Licence de la transcription : Verbatim

Illustration :

NB : transcription réalisée par nos soins, fidèle aux propos des intervenant·e·s mais rendant le discours fluide.
Les positions exprimées sont celles des personnes qui interviennent et ne rejoignent pas nécessairement celles de l'April, qui ne sera en aucun cas tenue responsable de leurs propos.


Transcription

Voix off : Libre à vous !, l’émission pour comprendre et agir avec l’April, l’association de promotion et de défense du logiciel libre.

Frédéric Couchet : Bonjour à toutes. Bonjour à tous. Vous êtes sur la radio Cause Commune 93.1 en Île-de-France et partout dans le monde sur le site causecommune.fm.



[Virgule musicale]

Chronique de Jean-Christophe Becquet « Pépites libres »

Frédéric Couchet : Textes, images, vidéos ou bases de données, sélectionnés pour leur intérêt artistique, pédagogique, insolite, utile, Jean-Christophe Becquet, président de l’April, nous présente une ressource sous une licence libre. Les auteurs de ces pépites ont choisi de mettre l’accent sur les libertés accordées à leur public, parfois avec la complicité du chroniqueur, c’est la chronique « Pépites libres ». Jean-Christophe, tu es normalement avec nous au téléphone depuis Digne-les-Bains.

Jean-Christophe Becquet : Oui. Bonjour Fred, bonjour à tous, bonjour à toutes.
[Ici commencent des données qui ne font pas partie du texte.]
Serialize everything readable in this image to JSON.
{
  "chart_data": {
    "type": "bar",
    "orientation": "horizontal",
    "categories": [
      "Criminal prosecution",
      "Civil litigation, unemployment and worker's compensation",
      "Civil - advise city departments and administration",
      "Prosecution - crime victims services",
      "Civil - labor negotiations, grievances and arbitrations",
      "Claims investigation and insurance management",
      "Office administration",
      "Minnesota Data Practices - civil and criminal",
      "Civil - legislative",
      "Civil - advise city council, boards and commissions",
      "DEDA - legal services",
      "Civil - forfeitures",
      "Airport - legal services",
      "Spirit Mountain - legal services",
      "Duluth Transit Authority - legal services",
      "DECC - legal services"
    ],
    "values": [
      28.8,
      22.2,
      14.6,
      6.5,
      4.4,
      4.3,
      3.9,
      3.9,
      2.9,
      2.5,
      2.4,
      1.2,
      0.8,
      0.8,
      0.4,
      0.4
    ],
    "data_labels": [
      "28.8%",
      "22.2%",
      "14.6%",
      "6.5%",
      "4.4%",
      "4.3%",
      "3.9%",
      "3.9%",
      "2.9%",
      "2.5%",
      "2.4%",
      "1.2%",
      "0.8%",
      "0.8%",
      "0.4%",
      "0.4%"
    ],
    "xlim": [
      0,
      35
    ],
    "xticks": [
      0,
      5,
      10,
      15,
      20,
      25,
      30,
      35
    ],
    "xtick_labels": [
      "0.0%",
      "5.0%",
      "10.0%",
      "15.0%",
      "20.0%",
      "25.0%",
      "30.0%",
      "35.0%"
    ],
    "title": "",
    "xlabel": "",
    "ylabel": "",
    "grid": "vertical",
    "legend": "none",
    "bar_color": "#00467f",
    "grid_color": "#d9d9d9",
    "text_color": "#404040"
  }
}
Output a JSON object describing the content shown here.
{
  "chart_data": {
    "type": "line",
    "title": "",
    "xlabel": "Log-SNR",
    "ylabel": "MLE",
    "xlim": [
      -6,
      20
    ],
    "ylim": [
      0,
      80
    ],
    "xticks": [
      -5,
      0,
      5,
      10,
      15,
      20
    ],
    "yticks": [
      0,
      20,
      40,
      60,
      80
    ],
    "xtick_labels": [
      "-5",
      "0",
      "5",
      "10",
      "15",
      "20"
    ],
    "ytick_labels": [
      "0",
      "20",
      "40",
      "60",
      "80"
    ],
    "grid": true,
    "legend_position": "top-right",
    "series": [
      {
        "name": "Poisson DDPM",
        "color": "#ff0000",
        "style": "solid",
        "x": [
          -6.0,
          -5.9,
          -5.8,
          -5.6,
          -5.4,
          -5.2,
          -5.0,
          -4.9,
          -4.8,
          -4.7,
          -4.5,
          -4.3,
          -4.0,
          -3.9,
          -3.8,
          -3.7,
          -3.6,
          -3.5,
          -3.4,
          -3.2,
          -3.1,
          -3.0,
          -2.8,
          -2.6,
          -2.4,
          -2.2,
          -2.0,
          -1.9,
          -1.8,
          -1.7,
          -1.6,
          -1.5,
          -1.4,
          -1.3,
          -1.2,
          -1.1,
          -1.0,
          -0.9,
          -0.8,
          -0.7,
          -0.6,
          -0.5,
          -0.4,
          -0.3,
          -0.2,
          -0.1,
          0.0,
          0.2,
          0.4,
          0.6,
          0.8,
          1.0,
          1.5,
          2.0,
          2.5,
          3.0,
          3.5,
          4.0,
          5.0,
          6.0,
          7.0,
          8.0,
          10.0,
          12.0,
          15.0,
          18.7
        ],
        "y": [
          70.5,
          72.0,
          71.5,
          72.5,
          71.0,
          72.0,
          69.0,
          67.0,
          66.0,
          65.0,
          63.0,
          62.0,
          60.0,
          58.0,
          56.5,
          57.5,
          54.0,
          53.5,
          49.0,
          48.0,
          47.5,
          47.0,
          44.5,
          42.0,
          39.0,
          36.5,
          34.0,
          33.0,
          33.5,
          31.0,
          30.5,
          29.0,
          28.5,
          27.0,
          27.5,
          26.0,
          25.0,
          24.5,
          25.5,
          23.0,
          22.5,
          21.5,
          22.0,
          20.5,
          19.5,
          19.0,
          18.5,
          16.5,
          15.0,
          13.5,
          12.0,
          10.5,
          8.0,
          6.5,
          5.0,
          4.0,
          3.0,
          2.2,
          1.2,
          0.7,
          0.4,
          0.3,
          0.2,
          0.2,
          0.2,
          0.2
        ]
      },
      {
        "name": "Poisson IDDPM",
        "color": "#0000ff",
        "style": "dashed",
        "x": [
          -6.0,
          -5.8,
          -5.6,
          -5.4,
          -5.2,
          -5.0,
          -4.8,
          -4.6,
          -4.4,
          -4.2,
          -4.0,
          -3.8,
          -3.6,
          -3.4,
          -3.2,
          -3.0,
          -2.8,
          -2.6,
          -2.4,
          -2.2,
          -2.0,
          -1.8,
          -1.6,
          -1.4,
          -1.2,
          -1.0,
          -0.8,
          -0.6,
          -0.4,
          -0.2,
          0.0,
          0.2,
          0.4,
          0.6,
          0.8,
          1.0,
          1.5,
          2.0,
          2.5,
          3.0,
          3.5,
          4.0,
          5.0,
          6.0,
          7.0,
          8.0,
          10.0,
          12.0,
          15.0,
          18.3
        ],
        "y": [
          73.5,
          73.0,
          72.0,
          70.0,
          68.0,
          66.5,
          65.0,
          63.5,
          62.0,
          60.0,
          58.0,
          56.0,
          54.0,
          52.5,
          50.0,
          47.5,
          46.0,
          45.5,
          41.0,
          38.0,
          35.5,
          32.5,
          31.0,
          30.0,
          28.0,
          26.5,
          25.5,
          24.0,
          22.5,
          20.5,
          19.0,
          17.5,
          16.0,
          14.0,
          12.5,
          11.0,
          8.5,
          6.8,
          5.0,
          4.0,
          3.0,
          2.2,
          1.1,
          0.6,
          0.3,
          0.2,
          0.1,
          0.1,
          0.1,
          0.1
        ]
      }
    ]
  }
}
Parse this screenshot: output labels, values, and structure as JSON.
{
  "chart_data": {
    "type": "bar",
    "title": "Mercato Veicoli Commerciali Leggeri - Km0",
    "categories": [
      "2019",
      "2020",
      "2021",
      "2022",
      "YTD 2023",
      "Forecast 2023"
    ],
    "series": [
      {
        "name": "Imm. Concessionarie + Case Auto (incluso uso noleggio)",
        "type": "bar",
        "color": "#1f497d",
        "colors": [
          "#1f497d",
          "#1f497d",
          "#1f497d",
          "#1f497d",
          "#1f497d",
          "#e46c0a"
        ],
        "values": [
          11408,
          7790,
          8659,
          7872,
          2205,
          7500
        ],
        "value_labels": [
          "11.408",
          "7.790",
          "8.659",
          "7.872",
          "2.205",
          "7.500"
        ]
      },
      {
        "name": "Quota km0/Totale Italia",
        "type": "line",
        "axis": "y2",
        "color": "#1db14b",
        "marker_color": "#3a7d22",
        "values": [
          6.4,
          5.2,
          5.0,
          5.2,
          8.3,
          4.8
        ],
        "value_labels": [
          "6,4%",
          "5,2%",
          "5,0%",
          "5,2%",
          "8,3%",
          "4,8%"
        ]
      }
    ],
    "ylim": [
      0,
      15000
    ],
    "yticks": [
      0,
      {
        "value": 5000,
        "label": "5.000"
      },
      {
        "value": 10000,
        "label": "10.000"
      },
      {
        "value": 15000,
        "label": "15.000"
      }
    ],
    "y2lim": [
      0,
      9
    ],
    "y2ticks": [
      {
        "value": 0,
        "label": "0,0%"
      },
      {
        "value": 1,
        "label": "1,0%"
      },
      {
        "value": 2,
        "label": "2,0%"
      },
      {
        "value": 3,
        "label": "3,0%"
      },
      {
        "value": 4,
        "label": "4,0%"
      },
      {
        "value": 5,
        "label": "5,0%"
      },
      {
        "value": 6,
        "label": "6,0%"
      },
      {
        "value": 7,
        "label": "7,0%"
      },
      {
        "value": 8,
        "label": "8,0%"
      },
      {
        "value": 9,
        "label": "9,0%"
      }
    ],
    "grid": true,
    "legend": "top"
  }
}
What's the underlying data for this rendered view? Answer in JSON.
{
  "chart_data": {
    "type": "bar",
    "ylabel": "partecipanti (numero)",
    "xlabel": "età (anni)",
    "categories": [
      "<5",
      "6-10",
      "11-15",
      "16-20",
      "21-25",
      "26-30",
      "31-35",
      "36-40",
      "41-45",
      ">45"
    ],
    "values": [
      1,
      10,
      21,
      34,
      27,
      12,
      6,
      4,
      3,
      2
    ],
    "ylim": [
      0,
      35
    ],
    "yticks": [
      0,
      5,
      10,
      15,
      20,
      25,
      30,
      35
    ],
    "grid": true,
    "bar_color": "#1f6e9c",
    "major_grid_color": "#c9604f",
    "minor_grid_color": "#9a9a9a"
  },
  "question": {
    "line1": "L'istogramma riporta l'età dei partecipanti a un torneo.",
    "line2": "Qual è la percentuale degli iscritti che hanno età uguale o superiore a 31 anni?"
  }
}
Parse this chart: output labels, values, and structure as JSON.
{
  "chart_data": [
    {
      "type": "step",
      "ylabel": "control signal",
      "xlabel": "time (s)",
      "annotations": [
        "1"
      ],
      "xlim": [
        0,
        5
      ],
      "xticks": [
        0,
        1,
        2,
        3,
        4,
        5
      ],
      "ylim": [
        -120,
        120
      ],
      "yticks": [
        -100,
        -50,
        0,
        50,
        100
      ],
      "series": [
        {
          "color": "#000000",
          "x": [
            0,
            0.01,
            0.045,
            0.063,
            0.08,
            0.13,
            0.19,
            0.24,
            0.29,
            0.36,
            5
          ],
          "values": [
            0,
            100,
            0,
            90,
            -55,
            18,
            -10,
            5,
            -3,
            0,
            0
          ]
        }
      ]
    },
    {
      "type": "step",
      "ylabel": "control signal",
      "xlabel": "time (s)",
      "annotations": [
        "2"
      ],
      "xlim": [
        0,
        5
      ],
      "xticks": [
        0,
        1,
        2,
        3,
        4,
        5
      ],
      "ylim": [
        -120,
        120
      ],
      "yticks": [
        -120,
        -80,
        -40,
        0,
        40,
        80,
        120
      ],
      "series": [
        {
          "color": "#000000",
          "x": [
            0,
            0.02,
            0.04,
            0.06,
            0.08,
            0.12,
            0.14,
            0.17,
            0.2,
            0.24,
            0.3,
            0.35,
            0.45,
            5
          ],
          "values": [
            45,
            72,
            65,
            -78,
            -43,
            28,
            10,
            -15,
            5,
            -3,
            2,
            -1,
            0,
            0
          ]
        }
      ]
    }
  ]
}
Frédéric Couchet : Bonjour Jean-Christophe. Le sujet du jour c’est la musique, le domaine public, les droits voisins et Musopen, la musique classique libérée.

Jean-Christophe Becquet : En effet. Le droit d'auteur réserve au créateur d'une œuvre un monopole temporaire sur l'exploitation de son travail. Ce privilège, qu'on appelle le droit patrimonial, interdit toute reproduction ou représentation de l'œuvre sans l'autorisation expresse de l'auteur. En droit français, cette restriction se prolonge 70 ans après la mort de l'auteur. Ensuite, les œuvres basculent dans ce que l’on appelle le domaine public.
Le domaine public désigne donc l'ensemble des œuvres pour lesquelles les droits patrimoniaux ont expiré et dont le public devrait pouvoir profiter librement. Malheureusement, c'est un petit peu plus compliqué que cela et d'autres droits se superposent au droit d'auteur pour venir restreindre encore les usages. Ce sont, entre autres, les droits voisins du droit d'auteur. Dans le cas de la musique, les droits voisins recouvrent les droits des producteurs et des interprètes.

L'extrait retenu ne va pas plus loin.